This week, large groups of people have taken up pitchforks online and shouted, “Kill the beast!” But they’re not talking about a cursed prince in a monstrous form. They’re talking about a reported “gay moment” in Disney’s remake of “Beauty and the Beast.”
The ball started rolling after British gay lifestyle magazine Attitude published an interview with the film’s director, Bill Condon, in which he said that the movie has an “exclusively gay moment.”
Headlines were quickly written about “Beauty and the Beast” introducing a gay character, and many Christians (and Christian groups) were quick to, for lack of a better term, freak out.
Boycotts were organized. Petitions started. Hot takes were written. Glenn Beck started a poll. One theater canceled its showings of the movie.
But the movie isn’t out until March 17. Reviews weren’t even posted from media outlets until early March. When all of this hubbub started, nobody really even knew what the “gay moment” was.
So I have a message for my fellow Christians: Stop.
Calm down. Chill out. It’s going to be OK.
There are a few things going on here. The first is that you’re reacting without actually knowing what you’re freaking out about.
So let me tell you, because I saw the movie Thursday night.
The character LeFou (played by Josh Gad in this adaptation), as in the animated original, is shown as being devoted to Gaston. More devoted than most straight men are with even their best male buddies. There are slight tinges of jealousy when Gaston fawns over Belle (“Who needs her when you have us?” he asks at one point), but nothing blatant.
“LeFou is somebody who on one day wants to be Gaston and on another day wants to kiss Gaston,” Condon says in the interview.
But aside from some subtle longing and another moment at the end that I won’t spoil, that’s it. There is no gay kiss, there is no LGBTQ wedding, the Beast doesn’t reveal that he’s secretly into gay porn. Very little from the source material is changed, and I would argue that the “change” is actually true to the original character.
“But there shouldn’t be anything even remotely sexual in a kid’s movie!” you say about a movie that is explicitly about a romance between two adults. “They’re just shoving suggestive themes down our family’s throat! Disney has gotten too liberal!”
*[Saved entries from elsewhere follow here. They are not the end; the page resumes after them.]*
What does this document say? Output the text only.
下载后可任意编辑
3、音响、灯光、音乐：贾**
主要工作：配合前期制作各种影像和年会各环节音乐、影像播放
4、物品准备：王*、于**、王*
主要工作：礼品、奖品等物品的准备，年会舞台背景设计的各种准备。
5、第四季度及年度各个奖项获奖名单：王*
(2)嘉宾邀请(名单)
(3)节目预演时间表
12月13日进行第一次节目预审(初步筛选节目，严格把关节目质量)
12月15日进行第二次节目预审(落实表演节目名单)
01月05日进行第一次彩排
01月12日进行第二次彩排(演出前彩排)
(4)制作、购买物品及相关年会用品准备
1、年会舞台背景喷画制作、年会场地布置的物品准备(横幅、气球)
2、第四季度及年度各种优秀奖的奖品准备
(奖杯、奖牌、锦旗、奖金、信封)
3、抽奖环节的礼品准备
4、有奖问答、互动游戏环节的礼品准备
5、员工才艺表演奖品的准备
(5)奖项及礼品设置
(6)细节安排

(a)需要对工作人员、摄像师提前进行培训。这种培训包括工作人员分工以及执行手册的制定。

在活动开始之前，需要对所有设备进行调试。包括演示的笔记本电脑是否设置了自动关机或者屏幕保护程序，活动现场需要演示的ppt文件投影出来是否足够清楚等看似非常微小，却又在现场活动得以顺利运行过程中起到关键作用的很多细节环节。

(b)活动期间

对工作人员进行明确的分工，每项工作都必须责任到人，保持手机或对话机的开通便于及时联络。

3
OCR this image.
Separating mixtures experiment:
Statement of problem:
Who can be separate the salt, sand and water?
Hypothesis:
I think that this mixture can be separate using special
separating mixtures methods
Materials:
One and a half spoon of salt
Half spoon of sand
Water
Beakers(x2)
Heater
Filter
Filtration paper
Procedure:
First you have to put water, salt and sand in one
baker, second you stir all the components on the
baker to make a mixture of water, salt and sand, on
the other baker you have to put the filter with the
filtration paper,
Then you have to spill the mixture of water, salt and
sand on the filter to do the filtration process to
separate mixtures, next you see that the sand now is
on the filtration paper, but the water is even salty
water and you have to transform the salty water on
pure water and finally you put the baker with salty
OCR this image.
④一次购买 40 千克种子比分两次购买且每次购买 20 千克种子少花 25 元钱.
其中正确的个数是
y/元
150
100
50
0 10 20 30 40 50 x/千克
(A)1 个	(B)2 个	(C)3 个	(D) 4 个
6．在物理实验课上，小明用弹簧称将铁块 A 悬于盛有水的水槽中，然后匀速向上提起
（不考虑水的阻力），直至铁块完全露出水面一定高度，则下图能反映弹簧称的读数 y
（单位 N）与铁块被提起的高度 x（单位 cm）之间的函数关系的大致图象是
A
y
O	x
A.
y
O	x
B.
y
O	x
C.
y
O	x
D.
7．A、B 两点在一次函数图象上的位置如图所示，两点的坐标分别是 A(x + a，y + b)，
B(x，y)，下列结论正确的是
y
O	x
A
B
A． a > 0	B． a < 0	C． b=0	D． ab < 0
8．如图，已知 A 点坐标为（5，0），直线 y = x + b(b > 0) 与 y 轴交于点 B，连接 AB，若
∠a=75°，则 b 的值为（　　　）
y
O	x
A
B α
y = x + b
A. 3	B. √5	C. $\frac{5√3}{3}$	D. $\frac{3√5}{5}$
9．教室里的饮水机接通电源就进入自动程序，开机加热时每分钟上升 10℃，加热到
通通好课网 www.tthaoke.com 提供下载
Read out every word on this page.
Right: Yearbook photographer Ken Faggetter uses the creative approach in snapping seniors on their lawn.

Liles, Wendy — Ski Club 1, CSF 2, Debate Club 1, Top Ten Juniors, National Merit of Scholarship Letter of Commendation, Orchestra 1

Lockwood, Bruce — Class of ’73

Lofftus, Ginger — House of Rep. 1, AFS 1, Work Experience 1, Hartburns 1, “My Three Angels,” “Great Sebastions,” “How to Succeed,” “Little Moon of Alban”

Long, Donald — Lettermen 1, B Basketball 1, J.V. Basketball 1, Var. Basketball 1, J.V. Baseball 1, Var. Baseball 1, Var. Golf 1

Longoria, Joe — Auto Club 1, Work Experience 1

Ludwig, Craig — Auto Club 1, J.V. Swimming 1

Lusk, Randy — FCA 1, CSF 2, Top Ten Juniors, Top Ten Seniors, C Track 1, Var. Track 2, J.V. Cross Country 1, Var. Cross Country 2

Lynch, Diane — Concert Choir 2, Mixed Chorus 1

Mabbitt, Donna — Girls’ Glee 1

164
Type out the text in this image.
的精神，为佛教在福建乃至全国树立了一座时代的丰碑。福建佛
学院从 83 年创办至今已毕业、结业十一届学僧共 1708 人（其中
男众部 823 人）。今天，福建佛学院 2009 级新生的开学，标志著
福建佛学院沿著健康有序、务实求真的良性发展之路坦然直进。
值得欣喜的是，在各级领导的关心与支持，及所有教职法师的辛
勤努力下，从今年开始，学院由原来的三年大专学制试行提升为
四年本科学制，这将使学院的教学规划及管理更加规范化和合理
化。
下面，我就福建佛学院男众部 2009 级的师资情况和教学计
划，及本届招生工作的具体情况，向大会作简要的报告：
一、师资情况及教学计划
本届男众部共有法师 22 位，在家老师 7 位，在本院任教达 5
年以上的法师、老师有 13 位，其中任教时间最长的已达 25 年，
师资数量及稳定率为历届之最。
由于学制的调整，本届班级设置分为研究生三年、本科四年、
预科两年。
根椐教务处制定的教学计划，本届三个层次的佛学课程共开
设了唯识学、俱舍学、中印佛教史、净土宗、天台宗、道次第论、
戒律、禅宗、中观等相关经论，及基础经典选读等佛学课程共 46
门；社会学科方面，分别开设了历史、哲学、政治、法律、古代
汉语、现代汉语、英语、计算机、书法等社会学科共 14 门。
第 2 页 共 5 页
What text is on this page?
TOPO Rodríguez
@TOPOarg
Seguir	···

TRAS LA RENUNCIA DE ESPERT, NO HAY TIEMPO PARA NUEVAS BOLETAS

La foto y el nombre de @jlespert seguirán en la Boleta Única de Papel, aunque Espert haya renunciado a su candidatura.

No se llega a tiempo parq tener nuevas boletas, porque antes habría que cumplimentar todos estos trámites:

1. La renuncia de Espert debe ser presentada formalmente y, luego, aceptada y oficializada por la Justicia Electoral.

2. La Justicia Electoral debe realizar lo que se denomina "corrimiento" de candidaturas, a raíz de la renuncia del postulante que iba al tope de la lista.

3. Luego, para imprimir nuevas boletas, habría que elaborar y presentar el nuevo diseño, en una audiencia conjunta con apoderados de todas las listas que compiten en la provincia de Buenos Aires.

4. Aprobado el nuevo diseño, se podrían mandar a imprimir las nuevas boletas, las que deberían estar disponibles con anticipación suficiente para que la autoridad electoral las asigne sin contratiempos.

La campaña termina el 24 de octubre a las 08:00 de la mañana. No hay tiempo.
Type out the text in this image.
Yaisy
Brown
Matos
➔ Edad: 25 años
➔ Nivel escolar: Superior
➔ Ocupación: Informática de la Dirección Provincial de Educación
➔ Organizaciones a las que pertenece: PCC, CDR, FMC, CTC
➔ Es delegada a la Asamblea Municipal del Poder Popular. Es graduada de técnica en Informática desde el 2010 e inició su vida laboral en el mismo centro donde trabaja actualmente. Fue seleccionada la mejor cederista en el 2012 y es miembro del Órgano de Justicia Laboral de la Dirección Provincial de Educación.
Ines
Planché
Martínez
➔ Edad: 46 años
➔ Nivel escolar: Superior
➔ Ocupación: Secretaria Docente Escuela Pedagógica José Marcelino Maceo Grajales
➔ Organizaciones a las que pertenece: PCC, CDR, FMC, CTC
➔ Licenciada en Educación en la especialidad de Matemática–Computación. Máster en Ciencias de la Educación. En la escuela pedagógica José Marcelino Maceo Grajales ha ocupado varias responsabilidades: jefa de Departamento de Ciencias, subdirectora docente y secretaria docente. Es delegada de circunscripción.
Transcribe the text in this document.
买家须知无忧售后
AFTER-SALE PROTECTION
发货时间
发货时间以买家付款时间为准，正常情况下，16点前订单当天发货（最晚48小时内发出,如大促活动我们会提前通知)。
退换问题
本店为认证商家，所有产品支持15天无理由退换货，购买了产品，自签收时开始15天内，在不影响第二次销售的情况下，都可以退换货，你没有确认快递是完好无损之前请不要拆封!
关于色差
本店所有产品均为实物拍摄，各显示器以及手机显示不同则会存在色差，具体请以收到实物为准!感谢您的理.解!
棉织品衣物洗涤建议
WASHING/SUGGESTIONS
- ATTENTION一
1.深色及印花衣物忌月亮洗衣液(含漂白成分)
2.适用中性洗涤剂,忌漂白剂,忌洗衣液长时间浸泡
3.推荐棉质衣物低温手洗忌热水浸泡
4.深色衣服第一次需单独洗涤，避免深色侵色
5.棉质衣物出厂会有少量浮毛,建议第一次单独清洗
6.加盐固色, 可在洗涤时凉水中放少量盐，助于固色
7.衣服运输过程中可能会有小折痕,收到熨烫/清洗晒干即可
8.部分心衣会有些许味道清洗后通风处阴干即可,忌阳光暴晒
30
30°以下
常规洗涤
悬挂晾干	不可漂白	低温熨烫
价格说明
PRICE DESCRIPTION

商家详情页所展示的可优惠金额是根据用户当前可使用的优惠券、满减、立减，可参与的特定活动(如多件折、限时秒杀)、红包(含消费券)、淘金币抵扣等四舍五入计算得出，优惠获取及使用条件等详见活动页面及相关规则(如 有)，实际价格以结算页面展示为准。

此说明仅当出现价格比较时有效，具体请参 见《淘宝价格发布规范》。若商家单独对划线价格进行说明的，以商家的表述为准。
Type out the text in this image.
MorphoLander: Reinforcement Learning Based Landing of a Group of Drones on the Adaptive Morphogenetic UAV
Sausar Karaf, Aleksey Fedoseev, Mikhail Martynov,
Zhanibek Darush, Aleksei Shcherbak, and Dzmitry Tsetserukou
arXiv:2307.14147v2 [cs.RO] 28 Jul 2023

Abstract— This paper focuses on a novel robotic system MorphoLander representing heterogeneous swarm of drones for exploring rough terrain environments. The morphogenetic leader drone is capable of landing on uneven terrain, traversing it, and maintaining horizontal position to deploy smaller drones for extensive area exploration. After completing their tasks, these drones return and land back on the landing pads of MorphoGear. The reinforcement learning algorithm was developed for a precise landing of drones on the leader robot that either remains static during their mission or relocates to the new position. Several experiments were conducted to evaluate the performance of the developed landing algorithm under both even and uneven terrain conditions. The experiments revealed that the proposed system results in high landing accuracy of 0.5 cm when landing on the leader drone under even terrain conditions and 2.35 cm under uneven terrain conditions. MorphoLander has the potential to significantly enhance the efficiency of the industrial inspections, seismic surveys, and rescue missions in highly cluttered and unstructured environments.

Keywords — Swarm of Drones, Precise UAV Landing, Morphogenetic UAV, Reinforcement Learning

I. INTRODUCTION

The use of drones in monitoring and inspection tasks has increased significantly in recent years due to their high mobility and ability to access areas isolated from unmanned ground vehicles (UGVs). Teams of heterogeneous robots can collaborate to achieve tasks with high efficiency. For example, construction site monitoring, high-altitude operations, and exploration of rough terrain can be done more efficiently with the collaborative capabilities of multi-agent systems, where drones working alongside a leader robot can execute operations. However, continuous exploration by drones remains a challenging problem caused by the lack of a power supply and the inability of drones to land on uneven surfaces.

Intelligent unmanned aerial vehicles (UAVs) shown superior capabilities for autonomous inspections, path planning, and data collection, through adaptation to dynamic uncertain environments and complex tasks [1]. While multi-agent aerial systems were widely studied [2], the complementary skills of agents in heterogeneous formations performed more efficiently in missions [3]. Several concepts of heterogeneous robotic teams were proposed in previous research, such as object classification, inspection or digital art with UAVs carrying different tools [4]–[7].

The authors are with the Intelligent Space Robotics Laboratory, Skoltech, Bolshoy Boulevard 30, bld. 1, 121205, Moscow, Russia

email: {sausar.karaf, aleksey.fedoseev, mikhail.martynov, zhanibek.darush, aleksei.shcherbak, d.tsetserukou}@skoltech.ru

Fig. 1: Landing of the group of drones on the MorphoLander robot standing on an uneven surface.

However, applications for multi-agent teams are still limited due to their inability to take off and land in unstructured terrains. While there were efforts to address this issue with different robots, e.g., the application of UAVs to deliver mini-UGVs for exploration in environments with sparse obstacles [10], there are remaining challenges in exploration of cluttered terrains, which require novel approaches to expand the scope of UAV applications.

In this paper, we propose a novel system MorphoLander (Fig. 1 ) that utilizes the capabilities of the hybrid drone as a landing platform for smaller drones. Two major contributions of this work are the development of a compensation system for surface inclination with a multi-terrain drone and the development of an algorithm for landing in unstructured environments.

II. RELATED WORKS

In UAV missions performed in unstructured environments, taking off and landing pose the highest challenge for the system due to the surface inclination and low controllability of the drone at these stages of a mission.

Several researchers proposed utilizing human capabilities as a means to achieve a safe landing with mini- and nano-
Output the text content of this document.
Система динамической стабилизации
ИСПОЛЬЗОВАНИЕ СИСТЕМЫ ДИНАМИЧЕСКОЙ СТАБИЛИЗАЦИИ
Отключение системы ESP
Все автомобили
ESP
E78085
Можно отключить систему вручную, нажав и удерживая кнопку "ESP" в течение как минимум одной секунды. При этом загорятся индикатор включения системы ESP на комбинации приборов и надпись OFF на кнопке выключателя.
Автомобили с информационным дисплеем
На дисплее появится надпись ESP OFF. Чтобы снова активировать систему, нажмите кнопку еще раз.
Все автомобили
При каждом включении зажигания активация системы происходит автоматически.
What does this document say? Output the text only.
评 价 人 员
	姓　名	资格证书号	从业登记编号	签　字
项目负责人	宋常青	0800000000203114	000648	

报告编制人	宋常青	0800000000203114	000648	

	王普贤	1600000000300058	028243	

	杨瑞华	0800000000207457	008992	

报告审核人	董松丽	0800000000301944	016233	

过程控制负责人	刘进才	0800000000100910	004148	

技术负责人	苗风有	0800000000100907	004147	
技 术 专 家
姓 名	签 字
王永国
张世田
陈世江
How long has it been since you’ve watched the original movie? Because let me remind you of Lumiere, a very frisky candelabra who gets handsy (err, candle-y) with a feather duster. Remember the scene with the unmarried couple up to something behind a curtain?
So that’s factor No. 1: The thing you’re freaking out over is not worth worrying about. “Beauty and the Beast” is still family-friendly (and, if I might say so, quite wonderful. It’s a great version of the story).
There’s another issue at play here, however. And it’s the fact that, whether you like it or not, gay people exist.
For the sake of argument, let’s assume all Christians agree that homosexuality is sinful. (This isn’t true, mind you, and approaches to the LGBTQ community vary between denominations, churches and individuals.)
Gay people still exist.
So when you ask, “How can I take my child to a movie that has gay characters in it?” my question is: Do you take your children to the park? Or out to eat? Or to school? Because everywhere they go, they’re going to run into sinners of all kinds.
Both in movies and in real life, people lie. People cheat. People steal. People have affairs and pre-marital sex.
If those are things you feel you need to have serious discussions with your children about, then you need to have those conversations anyway. If anything, maybe the movie can be a jumping-off point.
You can try to keep your child in a bubble, but all bubbles pop, eventually.
And take it from a millennial who has watched a lot of people leave the church when the bubble their parents placed around them popped: You’re not actually helping your child grow closer to God, you’re just shoving them further away from their fellow humans.